Many scientists have suggested that some kind of virus or bacterium — or some combination of infectious agents, possibly carried by parasites like mites — is killing the bees. One way to find out if the culprit really is a contagion (as opposed to an environmental threat like pesticides or some other unknown factor), and to gauge its potential strength, is to look closer at the information we have by using a mathematical model, similar to those used to assess human epidemics.

For example, there is a model that was used in 2003 to figure out whether severe acute respiratory syndrome could be brought under control. Marc Lipsitch, an epidemiologist at Harvard’s School of Public Health, used a statistical method to determine the “reproductive ratio,” the expected number of people the average sick person would infect. If this number is larger than one, the illness will spread.

Professor Lipsitch found that each person with SARS would infect, on average, three other people. So in order to force the reproductive ratio below one, at least two-thirds of these infections needed to be blocked — mainly by isolating people who had been in contact with SARS victims.

A similar model can perhaps be used to study colony collapse disorder. Using the data from the inspectors’ survey, we can assume that one-third of 150,000 colonies die off over the course of six months. Supposing that during the same time the number of infected but not yet collapsed colonies declines (as it would if the most destructive phase of the problem is behind us), then using standard equations that govern epidemics we can conclude that we must have started with at least 10,000 infected (but not yet collapsed) colonies.
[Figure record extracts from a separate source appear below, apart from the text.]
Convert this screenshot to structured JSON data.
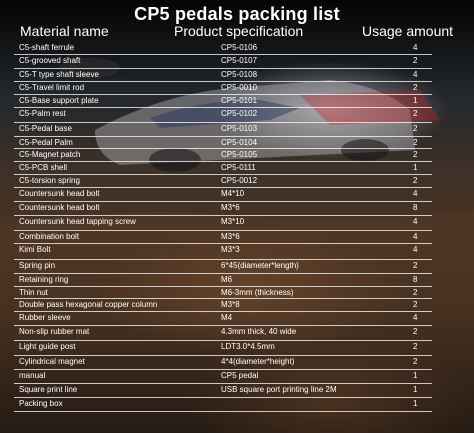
{
  "title": "CP5 pedals packing list",
  "headers": {
    "name": "Material name",
    "spec": "Product specification",
    "usage": "Usage amount"
  },
  "rows": [
    {
      "name": "C5-shaft ferrule",
      "spec": "CP5-0106",
      "usage": "4"
    },
    {
      "name": "C5-grooved shaft",
      "spec": "CP5-0107",
      "usage": "2"
    },
    {
      "name": "C5-T type shaft sleeve",
      "spec": "CP5-0108",
      "usage": "4"
    },
    {
      "name": "C5-Travel limit rod",
      "spec": "CP5-0010",
      "usage": "2"
    },
    {
      "name": "C5-Base support plate",
      "spec": "CP5-0101",
      "usage": "1"
    },
    {
      "name": "C5-Palm rest",
      "spec": "CP5-0102",
      "usage": "2"
    },
    {
      "name": "C5-Pedal base",
      "spec": "CP5-0103",
      "usage": "2"
    },
    {
      "name": "C5-Pedal Palm",
      "spec": "CP5-0104",
      "usage": "2"
    },
    {
      "name": "C5-Magnet patch",
      "spec": "CP5-0105",
      "usage": "2"
    },
    {
      "name": "C5-PCB shell",
      "spec": "CP5-0111",
      "usage": "1"
    },
    {
      "name": "C5-torsion spring",
      "spec": "CP5-0012",
      "usage": "2"
    },
    {
      "name": "Countersunk head bolt",
      "spec": "M4*10",
      "usage": "4"
    },
    {
      "name": "Countersunk head bolt",
      "spec": "M3*6",
      "usage": "8"
    },
    {
      "name": "Countersunk head tapping screw",
      "spec": "M3*10",
      "usage": "4"
    },
    {
      "name": "Combination bolt",
      "spec": "M3*6",
      "usage": "4"
    },
    {
      "name": "Kimi Bolt",
      "spec": "M3*3",
      "usage": "4"
    },
    {
      "name": "Spring pin",
      "spec": "6*45(diameter*length)",
      "usage": "2"
    },
    {
      "name": "Retaining ring",
      "spec": "M6",
      "usage": "8"
    },
    {
      "name": "Thin nut",
      "spec": "M6-3mm (thickness)",
      "usage": "2"
    },
    {
      "name": "Double pass hexagonal copper column",
      "spec": "M3*8",
      "usage": "2"
    },
    {
      "name": "Rubber sleeve",
      "spec": "M4",
      "usage": "4"
    },
    {
      "name": "Non-slip rubber mat",
      "spec": "4.3mm thick, 40 wide",
      "usage": "2"
    },
    {
      "name": "Light guide post",
      "spec": "LDT3.0*4.5mm",
      "usage": "2"
    },
    {
      "name": "Cylindrical magnet",
      "spec": "4*4(diameter*height)",
      "usage": "2"
    },
    {
      "name": "manual",
      "spec": "CP5 pedal",
      "usage": "1"
    },
    {
      "name": "Square print line",
      "spec": "USB square port printing line 2M",
      "usage": "1"
    },
    {
      "name": "Packing box",
      "spec": "",
      "usage": "1"
    }
  ]
}
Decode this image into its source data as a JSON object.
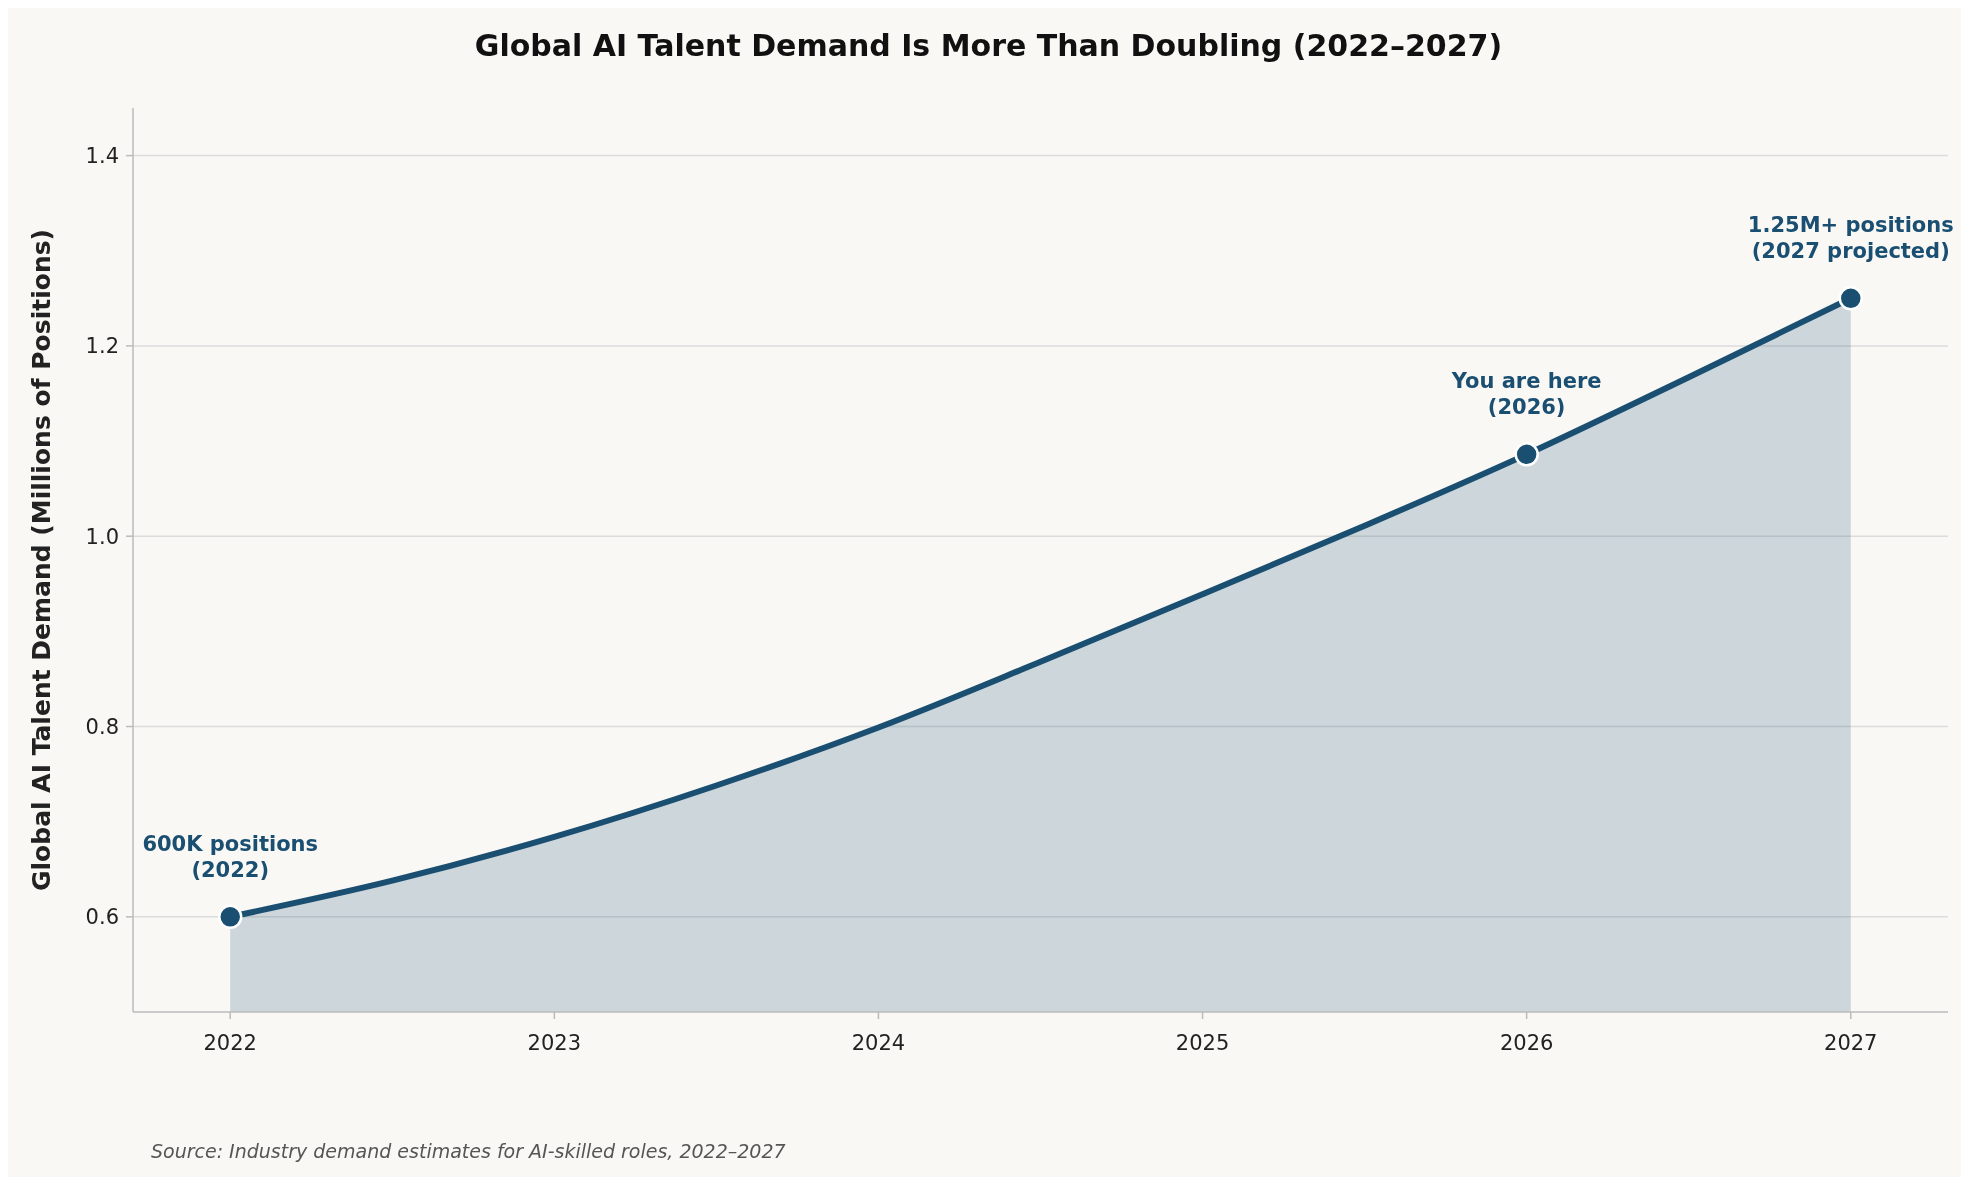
{
  "chart_data": {
    "type": "area",
    "title": "Global AI Talent Demand Is More Than Doubling (2022–2027)",
    "ylabel": "Global AI Talent Demand (Millions of Positions)",
    "xlim": [
      2021.7,
      2027.3
    ],
    "xticks": [
      2022,
      2023,
      2024,
      2025,
      2026,
      2027
    ],
    "ylim": [
      0.5,
      1.45
    ],
    "yticks": [
      {
        "value": 0.6,
        "label": "0.6"
      },
      {
        "value": 0.8,
        "label": "0.8"
      },
      {
        "value": 1,
        "label": "1.0"
      },
      {
        "value": 1.2,
        "label": "1.2"
      },
      {
        "value": 1.4,
        "label": "1.4"
      }
    ],
    "grid": "y",
    "series": [
      {
        "color": "#1a4f72",
        "x": [
          2022,
          2022.5,
          2023,
          2023.5,
          2024,
          2024.5,
          2025,
          2025.5,
          2026,
          2026.5,
          2027
        ],
        "values": [
          0.6,
          0.638,
          0.684,
          0.738,
          0.799,
          0.868,
          0.939,
          1.011,
          1.086,
          1.167,
          1.25
        ]
      },
      {
        "type": "scatter",
        "color": "#1a4f72",
        "marker": "circle",
        "x": [
          2022,
          2026,
          2027
        ],
        "values": [
          0.6,
          1.086,
          1.25
        ]
      }
    ],
    "annotations": [
      {
        "text": "600K positions\n(2022)",
        "x": 2022,
        "y": 0.6
      },
      {
        "text": "You are here\n(2026)",
        "x": 2026,
        "y": 1.086
      },
      {
        "text": "1.25M+ positions\n(2027 projected)",
        "x": 2027,
        "y": 1.25
      },
      "Source: Industry demand estimates for AI-skilled roles, 2022–2027"
    ]
  }
}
If we knew the true number of healthy colonies at the beginning of the six months, as well as the probabilities that an exposed colony will become sick and that a sick colony will die in a given amount of time, we could also calculate the number expected to die in the future. Since we don’t know those quantities, we must do the calculation for every possible set of values.

What we find is that of the original 150,000 colonies, the number of those that will eventually succumb to colony collapse is never higher than 110,000. So if colony collapse is in fact caused by some sort of contagion, a significant proportion of colonies will survive the outbreak. If it turns out that far more colonies are lost, it will be evidence that something is wrong with our model: perhaps it is too crude, perhaps we need better data, or perhaps a contagion is not responsible for colony collapse disorder after all.

Our mathematical model could make more accurate predictions if it could take into account interactions between different colonies. More detailed information about the location and movements of individual colonies would enable us to use more sophisticated modeling to get a clearer picture of how colony collapse takes its toll. We might be able to work out the rate of transmission, the probability that an infected colony will die, when the outbreak actually began and when it might end.

The more accurate our predictions, the more clearly we will be able to see the task ahead. Scientists may be able to zero in on the possible contagious cause of colony collapse. Bee experts could then assess quarantine strategies.

Our first priority should be to gather more accurate information about the bees’ disappearance. The war against colony collapse is about numbers.

This article has been revised to reflect the following correction:

Correction: July 9, 2008
An Op-Ed article on June 30, about using mathematical models to understand bee colony collapse disorder, rendered the author’s title incompletely. Jonathan David Farley is a visiting professor of mathematics at the California Institute of Technology.